Что бы шахид ни собирался ответить, Мия перебила его молниеносной атакой. Ее меч быстро, как ртуть, рассекал воздух, все движения были отточены до безупречности. Мужчина отпрянул и сделал ответный выпад, его клинок просвистел у ее горла. Мия увернулась, ее длинные черные волосы метнулись следом за ней, и ударила его в живот. Эклипс бегала вокруг и между ними, рыча и скалясь. И там, на окровавленных ступеньках Красной Церкви, они сошлись в битве.
Большинство смертельных схваток заканчивается в течение пары минут, дорогие друзья. Это малоизвестный факт – особенно для тех из вас, кто предпочитает читать о дуэлях, а не участвовать в них. Но на самом деле требуется лишь одна ошибка, чтобы обречь себя на смерть, когда кто-то замахивается на вас большим и острым куском металла.
Мия знала, что Солис никогда не уважал ее как аколита, Клинка или противника. С Эклипс она была бесстрашна. Гибкая, мускулистая и твердая, как сталь, Мия Корвере честно завоевала титул чемпиона «Венатус Магни». Но Солис был выше. Его руки – длиннее, опыт – богаче, а со своим Поясом Зрения он прекрасно видел ее выпады сквозь вихрь дождя из угольков и дыма. Когда Мия была еще ребенком, он уже убил сотни людей голыми руками, чтобы выйти из Философского Камня. Он годами был лучшим мастером меча в конгрегации Красной Церкви. Во всех возможных смыслах он считал себя лучше ее.
– Никчемная глиста, – процедил Солис, блокируя удар.
Мужчина с силой замахнулся и едва не снес Мие голову с плеч.
– Жалкая мелюзга, – сплюнул он, заставляя ее отступить.
Мия протанцевала назад, чуть не поскользнувшись на окровавленном полу. Затем отбила его удар и нанесла свой.
Прыжок. Удар. Блок. Выпад. Вскоре ее пульс лихорадочно забился, глаза пощипывал пот. Мечи Солиса со свистом выводили в воздухе гипнотические узоры. Безукоризненный выпад шахида чуть не разрезал ее грудную клетку надвое. Второй удар чуть не выбил клинок из ее руки.
– Мия! – крикнул Йоннен снизу, испуганно выходя вперед.
– …Мия, берегись… – прорычала Эклипс.
Та жадно глотала воздух, а губы Солиса изгибались в ухмылке.

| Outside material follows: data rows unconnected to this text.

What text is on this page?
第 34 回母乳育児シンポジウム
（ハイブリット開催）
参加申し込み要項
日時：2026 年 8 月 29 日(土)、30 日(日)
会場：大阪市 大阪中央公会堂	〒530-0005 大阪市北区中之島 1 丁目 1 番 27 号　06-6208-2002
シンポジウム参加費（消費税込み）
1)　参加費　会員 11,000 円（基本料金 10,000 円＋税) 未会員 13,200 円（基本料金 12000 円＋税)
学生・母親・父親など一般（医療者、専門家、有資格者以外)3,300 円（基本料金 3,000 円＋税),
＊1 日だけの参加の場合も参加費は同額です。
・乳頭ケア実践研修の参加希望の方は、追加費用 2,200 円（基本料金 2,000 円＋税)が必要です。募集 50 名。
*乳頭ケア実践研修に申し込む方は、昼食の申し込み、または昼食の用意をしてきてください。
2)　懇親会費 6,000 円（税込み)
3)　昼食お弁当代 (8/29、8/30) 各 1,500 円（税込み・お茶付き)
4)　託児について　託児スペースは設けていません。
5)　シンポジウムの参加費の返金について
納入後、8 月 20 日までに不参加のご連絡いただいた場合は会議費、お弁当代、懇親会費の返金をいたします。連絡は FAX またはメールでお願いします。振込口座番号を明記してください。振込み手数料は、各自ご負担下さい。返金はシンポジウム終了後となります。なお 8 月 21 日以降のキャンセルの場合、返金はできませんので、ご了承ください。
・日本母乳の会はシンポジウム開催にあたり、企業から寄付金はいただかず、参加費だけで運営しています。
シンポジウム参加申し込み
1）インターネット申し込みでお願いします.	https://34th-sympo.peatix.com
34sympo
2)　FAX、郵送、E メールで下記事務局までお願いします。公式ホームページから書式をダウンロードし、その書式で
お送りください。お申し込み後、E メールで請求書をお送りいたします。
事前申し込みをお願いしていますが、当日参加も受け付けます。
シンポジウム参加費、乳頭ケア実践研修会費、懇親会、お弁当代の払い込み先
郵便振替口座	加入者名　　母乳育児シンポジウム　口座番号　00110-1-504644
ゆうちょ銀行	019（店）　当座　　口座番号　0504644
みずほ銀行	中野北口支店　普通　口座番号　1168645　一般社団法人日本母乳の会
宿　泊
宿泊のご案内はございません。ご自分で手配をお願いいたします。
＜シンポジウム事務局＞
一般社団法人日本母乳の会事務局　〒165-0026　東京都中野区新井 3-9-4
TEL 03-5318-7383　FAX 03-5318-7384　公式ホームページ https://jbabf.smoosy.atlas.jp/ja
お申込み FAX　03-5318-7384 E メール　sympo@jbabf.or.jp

– Ты меня разочаровываешь, девочка.
Отразив очередной сокрушительный удар, Мия наконец начала понимать, насколько силен ее враг. И как мало имели значения ее ярость и скорость в подобной схватке. Руки шахида были толщиной с ее бедра. Его ладони – размером с тарелки. Мужчина полностью состоял из мышц, был вдвое выше и тяжелей ее; один удар, одна ошибка – и он ее прикончит.
Следовательно, ей нужно прикончить его первой.

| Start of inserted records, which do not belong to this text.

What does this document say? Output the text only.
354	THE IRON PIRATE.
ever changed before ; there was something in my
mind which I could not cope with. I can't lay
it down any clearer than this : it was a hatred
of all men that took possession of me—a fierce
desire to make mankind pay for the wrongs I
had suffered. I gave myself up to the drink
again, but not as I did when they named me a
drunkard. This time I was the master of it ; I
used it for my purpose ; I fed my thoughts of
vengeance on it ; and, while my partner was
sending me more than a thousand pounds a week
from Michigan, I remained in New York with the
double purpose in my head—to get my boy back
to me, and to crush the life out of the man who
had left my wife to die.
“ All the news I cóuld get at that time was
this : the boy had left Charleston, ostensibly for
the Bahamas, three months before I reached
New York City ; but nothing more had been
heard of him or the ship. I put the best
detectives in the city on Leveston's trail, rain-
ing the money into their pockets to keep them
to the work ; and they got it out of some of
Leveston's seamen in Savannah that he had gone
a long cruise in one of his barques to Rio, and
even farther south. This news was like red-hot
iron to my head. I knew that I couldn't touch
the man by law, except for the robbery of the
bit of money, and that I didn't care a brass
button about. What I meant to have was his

Мия отбила еще один удар Солиса, прыгнула и отскочила от перил лестницы. Взмыв в воздух, замахнулась мечом над головой, вкладывая в удар всю свою силу и свирепость. Впечатляющий маневр. Маневр, от которого зрители изумленно заохали бы. Но еще – это прием новичка. Вульгарный, показной прием, который хорош на гладиатской арене. Прием, который используют в спешке, надеясь поскорее закончить бой с превосходящим противником. И Солис это знал. Поскольку, в сущности, его соперницей была никчемная глиста. Жалкая мелюзга. Девчонка. И он попросту был сильнее ее.

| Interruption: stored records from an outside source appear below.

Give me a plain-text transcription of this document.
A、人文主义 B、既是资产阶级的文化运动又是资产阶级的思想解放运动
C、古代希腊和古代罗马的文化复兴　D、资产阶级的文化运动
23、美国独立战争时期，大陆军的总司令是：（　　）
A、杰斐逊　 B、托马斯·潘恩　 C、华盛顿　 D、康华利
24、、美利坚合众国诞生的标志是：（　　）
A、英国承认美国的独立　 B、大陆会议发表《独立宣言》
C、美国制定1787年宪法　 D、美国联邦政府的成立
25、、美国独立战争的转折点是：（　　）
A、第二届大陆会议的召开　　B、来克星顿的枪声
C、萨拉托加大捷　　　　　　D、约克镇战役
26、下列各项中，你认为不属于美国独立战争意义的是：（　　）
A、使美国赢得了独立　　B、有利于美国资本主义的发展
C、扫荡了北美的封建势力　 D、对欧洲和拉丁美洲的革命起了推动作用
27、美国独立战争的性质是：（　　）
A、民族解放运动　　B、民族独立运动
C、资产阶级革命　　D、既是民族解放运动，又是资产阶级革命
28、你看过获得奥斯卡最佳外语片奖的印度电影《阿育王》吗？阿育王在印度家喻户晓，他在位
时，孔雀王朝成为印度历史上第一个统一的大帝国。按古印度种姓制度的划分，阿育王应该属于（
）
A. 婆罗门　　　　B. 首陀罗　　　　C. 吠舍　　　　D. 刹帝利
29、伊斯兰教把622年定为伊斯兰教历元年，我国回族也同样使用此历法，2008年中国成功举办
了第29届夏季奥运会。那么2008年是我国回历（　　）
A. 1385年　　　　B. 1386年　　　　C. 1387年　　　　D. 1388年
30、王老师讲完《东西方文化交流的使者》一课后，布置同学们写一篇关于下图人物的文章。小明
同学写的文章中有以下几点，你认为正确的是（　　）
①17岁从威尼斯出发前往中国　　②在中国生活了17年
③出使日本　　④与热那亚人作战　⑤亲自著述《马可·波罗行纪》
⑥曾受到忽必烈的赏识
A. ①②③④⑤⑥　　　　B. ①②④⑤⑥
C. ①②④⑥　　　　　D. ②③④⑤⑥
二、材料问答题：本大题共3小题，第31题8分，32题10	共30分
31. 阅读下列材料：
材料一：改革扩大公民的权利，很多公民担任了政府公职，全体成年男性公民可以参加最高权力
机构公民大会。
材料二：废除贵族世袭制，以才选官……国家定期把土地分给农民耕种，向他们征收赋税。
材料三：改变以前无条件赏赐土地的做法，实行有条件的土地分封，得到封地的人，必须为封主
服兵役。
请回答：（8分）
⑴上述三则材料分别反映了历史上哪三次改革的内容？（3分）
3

К счастью, этого нельзя было сказать о его мечах.
Видите ли, клинки Солиса были сделаны из лиизианской стали. Металл закаливали сотню раз и заточили так сильно, что он мог рассечь лучи солнц. Но меч Мии когда-то принадлежал Дарию Корвере – мужчине, которого Солис помог убить. Его рукоять была сделана в форме вороны в полете – герба семьи, которую Солис помог уничтожить. И он был изготовлен из могильной кости, дорогие друзья. Которая острее обсидиана. Крепче стали.
И недооценивать клинок и его хозяйку было ошибкой.
Губы шахида изогнулись. Он поднял меч, чтобы блокировать удар Мии, замахнулся вторым, готовясь разрезать ее внутренности. Их оружие сомкнулось с сотрясающим звон-н-н-ном. Край к краю. Заточенная могильная кость против многослойной лиизианской стали. И могильная кость победила.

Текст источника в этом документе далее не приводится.